Seeing all of this has helped me learn to be a better partner and more secure person. I still have anxious attachment tendencies, but I pause and breathe when they hit. I apply logic to the fears I experience rather than simply reacting to them.
We Can Educate Ourselves
I could have sent former partners information about their attachment issues. But that’s not my role in a relationship. Instead, I found that I needed to educate myself about my own attachment but then take the extra step to learn about theirs — not to teach them but to adapt my own behavior.
I know about anxious attachment. I’m well-versed in it. I didn’t know as much about what it’s like to be avoidant. As I read through information about this attachment style, I could see all the ways I’d inadvertently triggered avoidant responses. I also learned that there were ways I could be more sensitive in relationships with people of other attachment styles.
Ideally, both partners would be open to learning about each other’s attachment tendencies and figuring out how best to navigate them, but we can’t force this to happen either. We can still take the time to learn how attachment in childhood impacts adult relationships so that we can better understand ourselves and be more sensitive partners, too.
We Can Communicate More Effectively
My anxious attachment is a big reason I have trouble advocating for my needs. There are layers to why I am the way I am — and the same is true for us all. It’s hard to ask for what I want when I have a fear that the very act of asking will open me up to rejection. Yet, communication is key in all our relationships.
I often look back and see ways that I could have asked directly for reassurance. I could have talked more honestly about my needs and my fears. I can see how I avoided certain topics because I was so afraid that addressing them would create issues, and yet not addressing them was an issue all its own.
It might be difficult for anxious people to date avoidant people or for secure people to date fearful-avoidants or for avoidant people to date each other. That doesn’t mean these are impossible pairings. It does mean that there are challenges we ignore at our own peril.
It’s important to be able to talk out not only why we are the way we are but also to communicate about what we need so that no one feels smothered or abandoned.
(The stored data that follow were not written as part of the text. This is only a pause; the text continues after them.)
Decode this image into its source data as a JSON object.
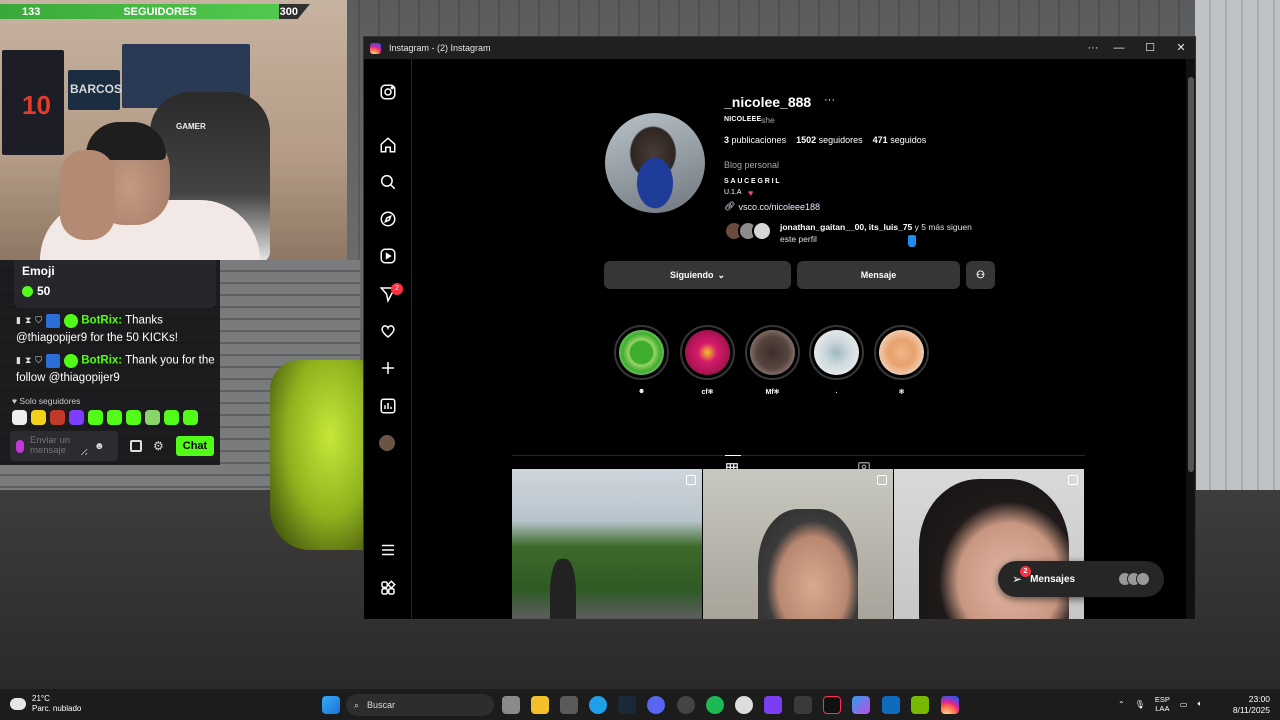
{
  "stream": {
    "follower_goal": {
      "current": "133",
      "label": "SEGUIDORES",
      "target": "300",
      "progress_fraction": 0.44
    },
    "poster_text": "10",
    "poster_brand": "BARCOS",
    "chair_brand": "GAMER"
  },
  "chat": {
    "goal_title": "Emoji",
    "goal_value": "50",
    "messages": [
      {
        "user": "BotRix:",
        "text": " Thanks @thiagopijer9 for the 50 KICKs!"
      },
      {
        "user": "BotRix:",
        "text": " Thank you for the follow @thiagopijer9"
      }
    ],
    "followers_only_label": "Solo seguidores",
    "input_placeholder": "Enviar un mensaje",
    "send_label": "Chat"
  },
  "window": {
    "title": "Instagram - (2) Instagram",
    "more": "···",
    "minimize": "—",
    "maximize": "☐",
    "close": "✕"
  },
  "sidebar": {
    "items": [
      {
        "name": "instagram-logo-icon"
      },
      {
        "name": "home-icon"
      },
      {
        "name": "search-icon"
      },
      {
        "name": "explore-icon"
      },
      {
        "name": "reels-icon"
      },
      {
        "name": "messages-icon",
        "badge": "2"
      },
      {
        "name": "notifications-icon"
      },
      {
        "name": "create-icon"
      },
      {
        "name": "dashboard-icon"
      },
      {
        "name": "profile-avatar"
      },
      {
        "name": "more-menu-icon"
      },
      {
        "name": "also-from-meta-icon"
      }
    ]
  },
  "profile": {
    "username": "_nicolee_888",
    "more": "···",
    "display_name": "NICOLEEE",
    "pronouns": "she",
    "posts_count": "3",
    "posts_label": "publicaciones",
    "followers_count": "1502",
    "followers_label": "seguidores",
    "following_count": "471",
    "following_label": "seguidos",
    "category": "Blog personal",
    "bio_line_1": "SAUCEGRIL",
    "bio_line_2": "U.1.A",
    "link": "vsco.co/nicoleee188",
    "followed_by_names": "jonathan_gaitan__00, its_luis_75",
    "followed_by_rest": " y 5 más siguen este perfil",
    "following_button": "Siguiendo",
    "message_button": "Mensaje"
  },
  "highlights": [
    {
      "label": "☻",
      "color": "#3fae2f"
    },
    {
      "label": "cf❃",
      "color": "#d61a6b"
    },
    {
      "label": "Mf❃",
      "color": "#3b2f2d"
    },
    {
      "label": ".",
      "color": "#cfd9de"
    },
    {
      "label": "❃",
      "color": "#e8a16c"
    }
  ],
  "messages_pill": {
    "label": "Mensajes",
    "badge": "2"
  },
  "taskbar": {
    "temperature": "21°C",
    "weather": "Parc. nublado",
    "search": "Buscar",
    "lang_1": "ESP",
    "lang_2": "LAA",
    "time": "23:00",
    "date": "8/11/2025"
  }
}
Learning to navigate attachment is an important part of becoming a better partner. We can get mad that the other person reacts the way they do, we can even get mad at ourselves for our own impulses, or we can find compassion and learn to be sensitive to attachment issues.
When an Anxious Person Falls for an Avoidant One
I’m learning how to be more secure, but my default is anxious. I accept that about myself. It’s still hard for me to ask for what I need, but now at least I try. It’s still hard for me to speak up when I’m feeling overwhelmed by anxiety, but I still do.
When an anxious person falls for an avoidant one, it doesn’t have to end in disaster. It all depends on what we do about it. I didn’t set out to fall in love with someone whose attachment style was a world away from mine. I didn’t intentionally seek out conflicts in my past relationships. I just loved — and hoped it would be enough.
But I’ve learned since then that love isn’t enough. There has to be a mutual commitment to that love, a desire to work through whatever challenges come up.
I believe that one day I will love someone who will love me through the anxiety I try so hard to manage. I will love them through whatever challenges they bring to the table. It won’t be perfect. It might not even be easy, but attachment styles don’t have to predict the ending.
We can be accountable, educate ourselves, and communicate effectively. While love isn’t enough on its own, it can certainly be the motivation we need to show a little compassion to ourselves and our partners as we navigate attachment differences.